Now that we’ve gotten through all those pesky non-ursine bipedals out of the way, let’s talk about the real star of the show: Cocaine Bear. Banks forgoes any sort of backstory or perspective of the creature, essentially treating it like a shark on land. Watching this 350-pound mass of teeth and claws sneak up on unsuspecting victims before ripping into them is about as fun as it can be. It never quite reaches the visceral experience of seeing Leonardo DiCaprio get maimed in “The Revenant” and it’s not aiming for that. It rides the fine line between physical comedy and horror-based gore with ease and style.
When you get up close and personal with Cocaine Bear, there are some visibly anthropomorphic features when it comes to its furry face. Its unsettling, uncanny-valley-like appearance is on par with the disturbingly unnatural features of Andy Serkis’ Baloo from Netflix’s “Mowgli: Legend of the Jungle”. Its grotesque exterior plays well into the film’s uproarious sequences of vicious attacks by the Cocaine Bear. There are your ubiquitous scenes that follow the cookie-cutter mould of survival horror movie monster attack patterns. You know the typical it’s-behind-you or don’t-move moments that have become a staple of the genre. Much like what you’d find in Idris Elba’s “Beast”.
Where the film excels is when it simply lets loose and allows us to gaze upon the beast in all its hideous glory! The high point of the entire film is a lengthy chase sequence involving two paramedics and a less-than-capable park ranger trying to outrun the bear in an ambulance. It’s the perfect cocktail blend of tension, humour and action distilled into a wonderfully choreographed chase which spares no details in its carnage. Unfortunately, the film never quite reaches the heights of that scene but its climax will still have the audience wincing and guffawing in their seats as Cocaine Bear delivers some much-needed comeuppance.
Much like a wild animal let loose on a film set, all the actors here are just chewing the scenery and we love it! Keri Russell’s Sari is the only character who acts like a somewhat sane and responsible adult. Even the detective played by Isiah Whitlock Jr. acts like a complete moron as he takes time to gawk and marvel at the effects of narcotics on an adult black bear. O’Shea Jackson Jr. and Alden Ehrenreich have excellent comedic chemistry together as Daveed and Eddie as they trade barbs and questions on their trek to recover their missing cocaine. The late and great Ray Liotta does an admirable job as the grumpy drug-dealing patriarch Syd Dentwood as he serves as the secondary antagonist of the film.

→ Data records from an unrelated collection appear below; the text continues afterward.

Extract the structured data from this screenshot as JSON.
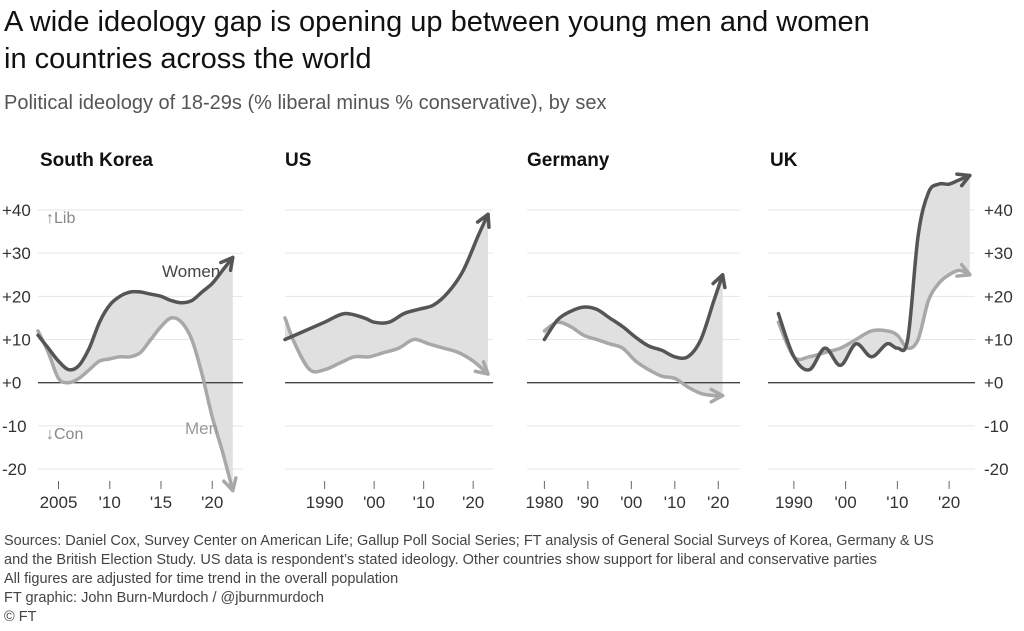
{
  "title_line1": "A wide ideology gap is opening up between young men and women",
  "title_line2": "in countries across the world",
  "subtitle": "Political ideology of 18-29s (% liberal minus % conservative), by sex",
  "footnotes": [
    "Sources: Daniel Cox, Survey Center on American Life; Gallup Poll Social Series; FT analysis of General Social Surveys of Korea, Germany & US",
    "and the British Election Study. US data is respondent’s stated ideology. Other countries show support for liberal and conservative parties",
    "All figures are adjusted for time trend in the overall population",
    "FT graphic: John Burn-Murdoch / @jburnmurdoch",
    "© FT"
  ],
  "colors": {
    "women": "#555555",
    "men": "#a8a8a8",
    "gap_fill": "#e0e0e0",
    "grid": "#e6e6e6",
    "zero_line": "#444444",
    "tick_text": "#333333"
  },
  "chart_data": [
    {
      "type": "line",
      "title": "South Korea",
      "ylim": [
        -25,
        45
      ],
      "yticks": [
        40,
        30,
        20,
        10,
        0,
        -10,
        -20
      ],
      "ytick_labels": [
        "+40",
        "+30",
        "+20",
        "+10",
        "+0",
        "-10",
        "-20"
      ],
      "y_side": "left",
      "lib_label": "↑Lib",
      "con_label": "↓Con",
      "xlim": [
        2003,
        2023
      ],
      "xticks": [
        2005,
        2010,
        2015,
        2020
      ],
      "xtick_labels": [
        "2005",
        "'10",
        "'15",
        "'20"
      ],
      "grid": true,
      "series": [
        {
          "name": "Women",
          "x": [
            2003,
            2004,
            2005,
            2006,
            2007,
            2008,
            2009,
            2010,
            2011,
            2012,
            2013,
            2014,
            2015,
            2016,
            2017,
            2018,
            2019,
            2020,
            2021,
            2022
          ],
          "values": [
            11,
            8,
            5,
            3,
            4,
            8,
            14,
            18,
            20,
            21,
            21,
            20.5,
            20,
            19,
            18.5,
            19,
            21,
            23,
            26,
            29
          ]
        },
        {
          "name": "Men",
          "x": [
            2003,
            2004,
            2005,
            2006,
            2007,
            2008,
            2009,
            2010,
            2011,
            2012,
            2013,
            2014,
            2015,
            2016,
            2017,
            2018,
            2019,
            2020,
            2021,
            2022
          ],
          "values": [
            12,
            7,
            1,
            0,
            1,
            3,
            5,
            5.5,
            6,
            6,
            7,
            10,
            13,
            15,
            14,
            10,
            2,
            -8,
            -16,
            -25
          ]
        }
      ]
    },
    {
      "type": "line",
      "title": "US",
      "ylim": [
        -25,
        45
      ],
      "yticks": [
        40,
        30,
        20,
        10,
        0,
        -10,
        -20
      ],
      "ytick_labels": [],
      "y_side": "none",
      "xlim": [
        1982,
        2024
      ],
      "xticks": [
        1990,
        2000,
        2010,
        2020
      ],
      "xtick_labels": [
        "1990",
        "'00",
        "'10",
        "'20"
      ],
      "grid": true,
      "series": [
        {
          "name": "Women",
          "x": [
            1982,
            1986,
            1990,
            1994,
            1998,
            2000,
            2003,
            2006,
            2009,
            2012,
            2015,
            2018,
            2021,
            2023
          ],
          "values": [
            10,
            12,
            14,
            16,
            15,
            14,
            14,
            16,
            17,
            18,
            21,
            26,
            34,
            39
          ]
        },
        {
          "name": "Men",
          "x": [
            1982,
            1984,
            1987,
            1990,
            1993,
            1996,
            1999,
            2002,
            2005,
            2008,
            2011,
            2014,
            2017,
            2020,
            2023
          ],
          "values": [
            15,
            9,
            3,
            3,
            4.5,
            6,
            6,
            7,
            8,
            10,
            9,
            8,
            7,
            5,
            2
          ]
        }
      ]
    },
    {
      "type": "line",
      "title": "Germany",
      "ylim": [
        -25,
        45
      ],
      "yticks": [
        40,
        30,
        20,
        10,
        0,
        -10,
        -20
      ],
      "ytick_labels": [],
      "y_side": "none",
      "xlim": [
        1976,
        2025
      ],
      "xticks": [
        1980,
        1990,
        2000,
        2010,
        2020
      ],
      "xtick_labels": [
        "1980",
        "'90",
        "'00",
        "'10",
        "'20"
      ],
      "grid": true,
      "series": [
        {
          "name": "Women",
          "x": [
            1980,
            1983,
            1986,
            1989,
            1992,
            1995,
            1998,
            2001,
            2004,
            2007,
            2010,
            2013,
            2016,
            2019,
            2021
          ],
          "values": [
            10,
            14.5,
            16.5,
            17.5,
            17,
            15,
            13,
            10.5,
            8.5,
            7.5,
            6,
            6,
            10,
            19,
            25
          ]
        },
        {
          "name": "Men",
          "x": [
            1980,
            1983,
            1986,
            1989,
            1992,
            1995,
            1998,
            2001,
            2004,
            2007,
            2010,
            2013,
            2016,
            2019,
            2021
          ],
          "values": [
            12,
            14,
            13,
            11,
            10,
            9,
            8,
            5,
            3,
            1.5,
            1,
            -1,
            -2.5,
            -3,
            -3
          ]
        }
      ]
    },
    {
      "type": "line",
      "title": "UK",
      "ylim": [
        -25,
        45
      ],
      "yticks": [
        40,
        30,
        20,
        10,
        0,
        -10,
        -20
      ],
      "ytick_labels": [
        "+40",
        "+30",
        "+20",
        "+10",
        "+0",
        "-10",
        "-20"
      ],
      "y_side": "right",
      "xlim": [
        1985,
        2025
      ],
      "xticks": [
        1990,
        2000,
        2010,
        2020
      ],
      "xtick_labels": [
        "1990",
        "'00",
        "'10",
        "'20"
      ],
      "grid": true,
      "series": [
        {
          "name": "Women",
          "x": [
            1987,
            1990,
            1993,
            1996,
            1999,
            2002,
            2005,
            2008,
            2010,
            2012,
            2014,
            2016,
            2018,
            2020,
            2022,
            2024
          ],
          "values": [
            16,
            6,
            3,
            8,
            4,
            9,
            6,
            9,
            8,
            10,
            34,
            44,
            46,
            46,
            47,
            48
          ]
        },
        {
          "name": "Men",
          "x": [
            1987,
            1990,
            1993,
            1996,
            1999,
            2002,
            2005,
            2008,
            2010,
            2012,
            2014,
            2016,
            2018,
            2020,
            2022,
            2024
          ],
          "values": [
            14,
            6,
            6,
            7,
            8,
            10,
            12,
            12,
            11,
            8,
            10,
            19,
            23,
            25,
            26,
            25
          ]
        }
      ]
    }
  ]
}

By far the most memorable character in the entire film has got to be Henry, played by Christian Convery who plays Gus in the Netflix series “Sweet Tooth”. Convery’s character’s delightfully sweet but dull child-like sensibilities are brilliantly contrasted against his age-appropriate propensity for vulgarity and his occasional bouts of sagacious lucidity. Margo Martindale also scores big points from us with her performance as the trigger-happy park ranger who does more harm than help when going up against the beast.
The status of Elizabeth Bank’s “Cocaine Bear” as a horror survival film with comedic elements or as a lengthy exercise in physical comedy utilising horror tropes is certainly up for discussion. What isn’t though is how much ridiculous fun the film offers. It wears its absurdity on its shoulder with pride and never relents during its relatively brief hour-and-a-half runtime. This furry and furious spectacle will have your heart racing and your gut aching, even if it never rises above its base animal instincts. If this film has taught us anything is that no one should try cocaine. Especially bears and Christian Convery.
You can now catch “Cocaine Bear” in cinemas today!